« SMA BTP peut apporter à STE les moyens de son redémarrage »

Mark Inch, président de la Société de la Tour Eiffel, revient pour «L’Agefi» sur l’offre de SMA BTP et sur le conflit qui l’oppose à son premier actionnaire
Bruno de Roulhac

L’Agefi: Comment voyez-vous l’avenir de STE sous l’égide de SMA BTP?

Mark Inch : Le directeur général de SMA BTP, Hubert Rodarie, a une vraie vision stratégique pour le secteur immobilier coté, en particulier pour le segment de STE, positionné sur des actifs à fort rendement et à loyer économique. Nous croyons que SMA BTP peut apporter à STE les moyens de son redémarrage, initié avec succès par notre directeur général Renaud Haberkorn, tout en conservant un large actionnariat international dont il a gagné la confiance depuis son arrivée. C’est pourquoi nous souhaitons que l’offre publique d’achat lancée par SMA BTP réussisse car nous estimons qu’elle est dans l’intérêt de STE, de ses salariés et de ses actionnaires.

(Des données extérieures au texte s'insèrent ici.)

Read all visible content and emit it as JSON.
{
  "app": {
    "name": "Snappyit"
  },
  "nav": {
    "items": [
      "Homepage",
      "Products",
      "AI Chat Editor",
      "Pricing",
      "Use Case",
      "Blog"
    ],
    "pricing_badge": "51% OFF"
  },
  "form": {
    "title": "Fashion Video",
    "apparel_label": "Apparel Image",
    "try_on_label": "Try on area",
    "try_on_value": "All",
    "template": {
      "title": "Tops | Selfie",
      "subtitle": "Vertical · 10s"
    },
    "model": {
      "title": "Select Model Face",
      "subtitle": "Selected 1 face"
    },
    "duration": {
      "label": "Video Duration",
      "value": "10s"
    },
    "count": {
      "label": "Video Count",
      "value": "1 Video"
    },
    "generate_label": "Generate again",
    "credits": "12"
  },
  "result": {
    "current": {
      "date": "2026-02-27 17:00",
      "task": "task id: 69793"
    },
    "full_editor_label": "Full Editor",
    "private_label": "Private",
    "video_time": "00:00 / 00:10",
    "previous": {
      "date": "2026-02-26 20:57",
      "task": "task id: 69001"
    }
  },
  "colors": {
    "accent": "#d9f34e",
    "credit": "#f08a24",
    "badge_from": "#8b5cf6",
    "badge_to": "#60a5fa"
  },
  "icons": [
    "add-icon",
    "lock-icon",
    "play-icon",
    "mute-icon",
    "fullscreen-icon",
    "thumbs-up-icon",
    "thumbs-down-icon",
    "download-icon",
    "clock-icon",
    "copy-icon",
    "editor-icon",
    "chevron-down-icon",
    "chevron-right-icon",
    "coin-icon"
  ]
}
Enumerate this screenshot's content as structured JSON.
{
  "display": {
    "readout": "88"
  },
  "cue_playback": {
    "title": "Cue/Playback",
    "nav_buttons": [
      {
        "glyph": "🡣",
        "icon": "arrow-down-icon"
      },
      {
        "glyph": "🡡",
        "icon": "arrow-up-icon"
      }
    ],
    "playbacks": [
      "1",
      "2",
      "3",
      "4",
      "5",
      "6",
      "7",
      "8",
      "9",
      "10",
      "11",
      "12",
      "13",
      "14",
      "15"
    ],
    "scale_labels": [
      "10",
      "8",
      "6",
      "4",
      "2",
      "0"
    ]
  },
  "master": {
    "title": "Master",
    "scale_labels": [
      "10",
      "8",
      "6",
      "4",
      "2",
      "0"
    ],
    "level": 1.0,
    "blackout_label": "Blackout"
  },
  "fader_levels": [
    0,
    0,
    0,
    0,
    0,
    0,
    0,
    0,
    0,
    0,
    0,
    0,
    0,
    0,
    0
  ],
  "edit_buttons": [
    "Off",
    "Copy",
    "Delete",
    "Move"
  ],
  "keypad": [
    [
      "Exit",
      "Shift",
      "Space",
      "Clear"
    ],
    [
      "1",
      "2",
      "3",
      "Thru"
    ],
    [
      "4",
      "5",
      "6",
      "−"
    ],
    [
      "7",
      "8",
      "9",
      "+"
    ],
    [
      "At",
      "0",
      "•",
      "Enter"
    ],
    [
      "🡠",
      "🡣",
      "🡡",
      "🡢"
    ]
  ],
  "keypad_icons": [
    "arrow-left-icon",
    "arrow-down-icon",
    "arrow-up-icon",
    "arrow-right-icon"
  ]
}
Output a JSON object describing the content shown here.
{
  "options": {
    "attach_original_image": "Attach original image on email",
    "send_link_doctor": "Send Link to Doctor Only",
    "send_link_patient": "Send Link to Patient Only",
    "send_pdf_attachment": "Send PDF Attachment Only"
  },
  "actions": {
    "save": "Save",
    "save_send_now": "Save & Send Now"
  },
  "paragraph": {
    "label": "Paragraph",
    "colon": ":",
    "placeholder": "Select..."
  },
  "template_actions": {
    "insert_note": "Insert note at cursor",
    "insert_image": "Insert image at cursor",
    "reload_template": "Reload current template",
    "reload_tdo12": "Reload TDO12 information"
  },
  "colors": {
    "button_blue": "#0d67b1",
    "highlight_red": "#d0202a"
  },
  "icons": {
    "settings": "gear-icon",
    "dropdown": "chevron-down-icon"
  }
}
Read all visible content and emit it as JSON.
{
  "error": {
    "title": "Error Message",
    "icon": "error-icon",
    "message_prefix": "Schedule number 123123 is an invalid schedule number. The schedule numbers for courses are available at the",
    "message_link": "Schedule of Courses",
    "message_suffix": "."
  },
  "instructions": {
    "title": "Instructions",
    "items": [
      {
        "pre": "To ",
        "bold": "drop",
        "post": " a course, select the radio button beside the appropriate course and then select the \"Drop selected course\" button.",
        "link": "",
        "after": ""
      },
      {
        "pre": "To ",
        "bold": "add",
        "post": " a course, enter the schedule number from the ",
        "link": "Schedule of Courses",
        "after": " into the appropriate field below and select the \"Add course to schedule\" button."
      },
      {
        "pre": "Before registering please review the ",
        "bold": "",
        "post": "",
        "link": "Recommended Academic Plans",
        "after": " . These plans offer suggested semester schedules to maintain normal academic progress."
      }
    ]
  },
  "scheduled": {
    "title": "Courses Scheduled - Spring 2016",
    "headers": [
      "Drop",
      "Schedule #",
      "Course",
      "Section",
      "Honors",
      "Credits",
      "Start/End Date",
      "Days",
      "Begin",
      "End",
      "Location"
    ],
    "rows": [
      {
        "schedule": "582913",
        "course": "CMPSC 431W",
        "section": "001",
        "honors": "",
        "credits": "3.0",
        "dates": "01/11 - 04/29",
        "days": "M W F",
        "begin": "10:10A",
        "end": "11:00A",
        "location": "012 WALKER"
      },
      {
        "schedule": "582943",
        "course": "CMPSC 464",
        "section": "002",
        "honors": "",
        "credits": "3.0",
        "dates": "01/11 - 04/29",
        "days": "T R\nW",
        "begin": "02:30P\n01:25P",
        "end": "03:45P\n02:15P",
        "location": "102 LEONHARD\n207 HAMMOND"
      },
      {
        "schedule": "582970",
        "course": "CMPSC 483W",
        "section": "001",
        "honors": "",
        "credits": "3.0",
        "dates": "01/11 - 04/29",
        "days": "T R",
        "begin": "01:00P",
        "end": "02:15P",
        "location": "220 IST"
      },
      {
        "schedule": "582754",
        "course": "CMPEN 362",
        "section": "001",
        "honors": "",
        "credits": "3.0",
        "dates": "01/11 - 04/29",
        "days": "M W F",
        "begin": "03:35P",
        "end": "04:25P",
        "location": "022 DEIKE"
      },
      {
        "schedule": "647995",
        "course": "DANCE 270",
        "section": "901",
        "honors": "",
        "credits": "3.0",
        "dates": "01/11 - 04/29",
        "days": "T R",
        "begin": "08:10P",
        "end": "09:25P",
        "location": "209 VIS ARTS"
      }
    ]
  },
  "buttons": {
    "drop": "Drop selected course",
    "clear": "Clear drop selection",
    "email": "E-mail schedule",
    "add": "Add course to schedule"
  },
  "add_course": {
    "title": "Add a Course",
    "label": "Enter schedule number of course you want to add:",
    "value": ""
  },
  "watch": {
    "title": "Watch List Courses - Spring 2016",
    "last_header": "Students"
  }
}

Que pensez-vous de l’attitude de Chuc Hoang?

Chuc Hoang n’a jamais proposé de projet pour la société. Néanmoins, dès décembre 2013, nous lui avons proposé deux sièges au conseil en vue de la prochaine AG, qu’il a refusés, bien qu’il affirme le contraire, ce qui est pour le moins contradictoire. Quant à ses attaques infondées sur la rémunération des dirigeants, leur seul but est de jeter le discrédit pour favoriser une prise de contrôle rampante de la société.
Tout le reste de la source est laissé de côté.